I get especially furious when I hear the last excuse above:
we have a new baby on the way. The
animal might be jealous, the animal might hurt the baby, the baby might be
allergic . . . yeah, and you might get hit by a falling space-station. What are
you now? Freakin’ psychic? If so, I don’t see you moving into a cave to avoid
Sputnik landing on your noggin! There are screeds of information available on
the Internet about how to introduce an animal to a newborn baby (and vice
versa) and many studies showing that frequent contact with animals may actually
reduce the frequency of certain illnesses in children, the latest of which is
from Finland.
The only problem that these solutions pose is that they
require a little effort on the part of the animal's owner, and that seems to be
the root problem: not the animal but the work it might cause for the owner.

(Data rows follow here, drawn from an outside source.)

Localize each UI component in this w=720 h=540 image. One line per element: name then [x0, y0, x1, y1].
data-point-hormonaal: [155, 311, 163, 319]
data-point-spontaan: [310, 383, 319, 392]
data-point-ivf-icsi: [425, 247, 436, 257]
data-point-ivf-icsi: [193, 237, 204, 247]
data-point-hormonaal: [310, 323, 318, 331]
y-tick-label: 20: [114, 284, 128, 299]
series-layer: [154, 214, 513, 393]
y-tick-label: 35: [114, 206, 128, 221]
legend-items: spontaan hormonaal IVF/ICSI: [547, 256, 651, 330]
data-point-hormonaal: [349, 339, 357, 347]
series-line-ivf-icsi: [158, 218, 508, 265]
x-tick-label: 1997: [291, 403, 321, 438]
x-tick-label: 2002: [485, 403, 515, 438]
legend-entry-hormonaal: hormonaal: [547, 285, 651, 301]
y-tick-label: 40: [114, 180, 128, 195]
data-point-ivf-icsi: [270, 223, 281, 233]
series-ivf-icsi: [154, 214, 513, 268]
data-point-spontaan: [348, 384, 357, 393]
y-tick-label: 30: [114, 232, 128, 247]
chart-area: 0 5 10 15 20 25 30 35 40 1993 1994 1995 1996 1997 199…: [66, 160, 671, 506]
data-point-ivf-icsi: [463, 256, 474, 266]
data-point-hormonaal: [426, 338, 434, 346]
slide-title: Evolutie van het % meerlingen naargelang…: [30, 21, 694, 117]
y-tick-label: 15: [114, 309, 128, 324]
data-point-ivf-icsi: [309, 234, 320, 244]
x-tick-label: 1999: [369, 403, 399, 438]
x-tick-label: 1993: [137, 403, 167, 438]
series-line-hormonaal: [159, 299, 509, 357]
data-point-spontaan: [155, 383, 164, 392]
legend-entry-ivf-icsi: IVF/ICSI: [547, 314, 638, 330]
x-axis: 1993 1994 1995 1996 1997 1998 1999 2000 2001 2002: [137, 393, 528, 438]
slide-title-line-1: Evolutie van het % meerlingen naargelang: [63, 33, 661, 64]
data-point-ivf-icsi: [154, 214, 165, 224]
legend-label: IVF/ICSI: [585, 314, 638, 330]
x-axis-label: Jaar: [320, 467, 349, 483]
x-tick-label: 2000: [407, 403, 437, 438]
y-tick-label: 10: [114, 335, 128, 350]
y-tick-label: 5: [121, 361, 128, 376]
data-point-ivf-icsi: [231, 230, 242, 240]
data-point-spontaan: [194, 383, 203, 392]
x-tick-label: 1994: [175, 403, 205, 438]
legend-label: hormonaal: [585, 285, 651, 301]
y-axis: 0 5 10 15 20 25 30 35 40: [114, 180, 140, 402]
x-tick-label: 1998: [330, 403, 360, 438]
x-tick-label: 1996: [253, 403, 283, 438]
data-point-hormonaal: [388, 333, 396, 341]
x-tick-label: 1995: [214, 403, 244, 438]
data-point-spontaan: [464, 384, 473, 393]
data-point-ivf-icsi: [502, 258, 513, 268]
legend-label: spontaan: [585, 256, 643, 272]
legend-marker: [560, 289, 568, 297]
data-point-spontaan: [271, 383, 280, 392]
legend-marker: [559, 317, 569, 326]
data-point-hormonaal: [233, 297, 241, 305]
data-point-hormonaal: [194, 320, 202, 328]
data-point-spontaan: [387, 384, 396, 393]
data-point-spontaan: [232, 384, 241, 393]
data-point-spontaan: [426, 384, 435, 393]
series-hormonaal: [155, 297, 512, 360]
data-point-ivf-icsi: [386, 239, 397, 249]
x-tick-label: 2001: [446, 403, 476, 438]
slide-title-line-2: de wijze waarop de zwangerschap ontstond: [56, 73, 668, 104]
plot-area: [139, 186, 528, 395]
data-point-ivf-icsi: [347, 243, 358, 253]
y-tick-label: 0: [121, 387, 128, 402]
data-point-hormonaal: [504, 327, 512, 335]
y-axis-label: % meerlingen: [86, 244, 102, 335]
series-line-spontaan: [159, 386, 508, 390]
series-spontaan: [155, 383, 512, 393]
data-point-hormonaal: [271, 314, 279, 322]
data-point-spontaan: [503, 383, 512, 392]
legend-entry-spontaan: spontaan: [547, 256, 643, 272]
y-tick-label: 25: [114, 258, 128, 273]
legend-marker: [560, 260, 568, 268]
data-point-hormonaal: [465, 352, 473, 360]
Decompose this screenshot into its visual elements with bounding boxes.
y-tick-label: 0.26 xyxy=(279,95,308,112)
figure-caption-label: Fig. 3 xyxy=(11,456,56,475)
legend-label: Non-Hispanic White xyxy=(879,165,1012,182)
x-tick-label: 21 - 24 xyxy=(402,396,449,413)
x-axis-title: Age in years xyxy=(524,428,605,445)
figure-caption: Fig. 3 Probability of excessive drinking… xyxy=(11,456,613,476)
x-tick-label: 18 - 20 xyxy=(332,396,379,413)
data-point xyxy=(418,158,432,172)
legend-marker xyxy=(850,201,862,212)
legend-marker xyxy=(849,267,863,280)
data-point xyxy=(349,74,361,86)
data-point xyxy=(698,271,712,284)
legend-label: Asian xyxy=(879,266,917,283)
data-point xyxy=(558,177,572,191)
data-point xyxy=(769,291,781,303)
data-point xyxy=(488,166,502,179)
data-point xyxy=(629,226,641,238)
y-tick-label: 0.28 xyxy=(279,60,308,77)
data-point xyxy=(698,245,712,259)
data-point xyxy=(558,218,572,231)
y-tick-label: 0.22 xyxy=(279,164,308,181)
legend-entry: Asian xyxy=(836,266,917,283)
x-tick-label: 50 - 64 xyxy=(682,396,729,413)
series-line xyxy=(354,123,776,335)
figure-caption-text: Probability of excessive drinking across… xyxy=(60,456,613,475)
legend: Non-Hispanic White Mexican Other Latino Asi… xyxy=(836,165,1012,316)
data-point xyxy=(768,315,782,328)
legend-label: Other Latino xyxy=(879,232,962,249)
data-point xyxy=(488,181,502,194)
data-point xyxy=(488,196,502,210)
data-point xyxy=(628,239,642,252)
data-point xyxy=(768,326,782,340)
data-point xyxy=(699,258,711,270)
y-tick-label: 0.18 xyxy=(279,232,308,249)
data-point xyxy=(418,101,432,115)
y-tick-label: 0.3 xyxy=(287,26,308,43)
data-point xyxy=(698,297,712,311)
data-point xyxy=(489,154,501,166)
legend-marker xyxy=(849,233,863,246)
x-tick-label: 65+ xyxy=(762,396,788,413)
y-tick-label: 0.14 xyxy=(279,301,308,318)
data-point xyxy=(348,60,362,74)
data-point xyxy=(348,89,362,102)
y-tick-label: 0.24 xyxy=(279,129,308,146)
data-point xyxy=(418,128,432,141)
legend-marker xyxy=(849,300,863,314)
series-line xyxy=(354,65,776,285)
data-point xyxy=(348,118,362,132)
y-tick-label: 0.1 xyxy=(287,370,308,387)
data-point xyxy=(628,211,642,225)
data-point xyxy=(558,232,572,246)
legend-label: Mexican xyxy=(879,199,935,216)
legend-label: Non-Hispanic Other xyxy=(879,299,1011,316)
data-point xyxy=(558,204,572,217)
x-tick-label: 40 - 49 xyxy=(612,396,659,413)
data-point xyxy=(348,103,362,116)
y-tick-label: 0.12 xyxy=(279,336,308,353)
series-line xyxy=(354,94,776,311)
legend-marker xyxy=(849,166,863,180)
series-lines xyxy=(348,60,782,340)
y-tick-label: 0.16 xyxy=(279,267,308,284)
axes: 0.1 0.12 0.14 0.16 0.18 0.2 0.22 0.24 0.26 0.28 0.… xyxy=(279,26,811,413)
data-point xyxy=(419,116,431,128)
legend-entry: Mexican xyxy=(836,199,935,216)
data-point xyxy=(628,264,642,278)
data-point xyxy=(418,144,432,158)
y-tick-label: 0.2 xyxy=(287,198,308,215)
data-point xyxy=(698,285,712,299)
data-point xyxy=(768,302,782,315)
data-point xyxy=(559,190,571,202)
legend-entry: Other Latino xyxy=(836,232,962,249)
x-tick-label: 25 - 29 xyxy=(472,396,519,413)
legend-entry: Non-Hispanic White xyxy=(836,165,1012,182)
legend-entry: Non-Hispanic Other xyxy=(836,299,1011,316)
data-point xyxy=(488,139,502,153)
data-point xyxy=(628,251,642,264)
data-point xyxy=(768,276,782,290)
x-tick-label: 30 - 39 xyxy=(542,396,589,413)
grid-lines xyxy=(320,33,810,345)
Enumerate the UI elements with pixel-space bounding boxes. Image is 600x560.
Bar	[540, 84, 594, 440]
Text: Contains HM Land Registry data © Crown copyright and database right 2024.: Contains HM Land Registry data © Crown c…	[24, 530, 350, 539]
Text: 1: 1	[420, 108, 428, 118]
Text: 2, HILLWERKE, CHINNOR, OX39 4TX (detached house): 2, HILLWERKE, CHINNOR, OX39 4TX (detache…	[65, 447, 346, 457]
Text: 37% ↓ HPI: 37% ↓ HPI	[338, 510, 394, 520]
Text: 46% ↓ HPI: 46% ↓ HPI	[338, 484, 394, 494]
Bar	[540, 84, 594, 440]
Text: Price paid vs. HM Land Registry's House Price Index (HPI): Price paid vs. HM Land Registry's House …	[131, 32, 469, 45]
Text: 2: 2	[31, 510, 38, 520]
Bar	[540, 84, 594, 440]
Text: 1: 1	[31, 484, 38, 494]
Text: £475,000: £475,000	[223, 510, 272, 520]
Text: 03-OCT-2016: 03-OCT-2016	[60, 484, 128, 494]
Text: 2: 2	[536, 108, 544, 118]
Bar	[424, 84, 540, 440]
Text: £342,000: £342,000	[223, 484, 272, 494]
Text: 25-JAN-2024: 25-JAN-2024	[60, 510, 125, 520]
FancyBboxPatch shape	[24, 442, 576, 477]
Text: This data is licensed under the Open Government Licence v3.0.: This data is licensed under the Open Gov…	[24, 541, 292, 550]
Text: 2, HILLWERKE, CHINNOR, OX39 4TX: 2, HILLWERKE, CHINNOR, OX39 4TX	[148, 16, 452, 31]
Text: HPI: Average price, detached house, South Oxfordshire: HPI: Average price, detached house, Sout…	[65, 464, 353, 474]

But
then, why should that surprise me . . . they can’t even bother to come up with
original reasons for why they can’t keep the animal. Or perhaps they don’t want to exert the
effort on that either! Perhaps there is
some kind of negative underground-railroad, some kind of anti-animal-rescue
cabal somewhere that instructs pet-dumpers on what to say so they won’t look
bad. Perhaps something like “dump-your-dog-without-guilt”
with a website and a Facebook page and a Twitter feed and everything. The CEO is some kind of Darth Vader-looking
dude that for $5 will give you a guilt-free way to blame your animal for your lack
of loyalty!
Of course, my theory about some anti-dog think-tank might be proven true if I now start seeing loads of dogs being dumped because the dogs are Scientologists!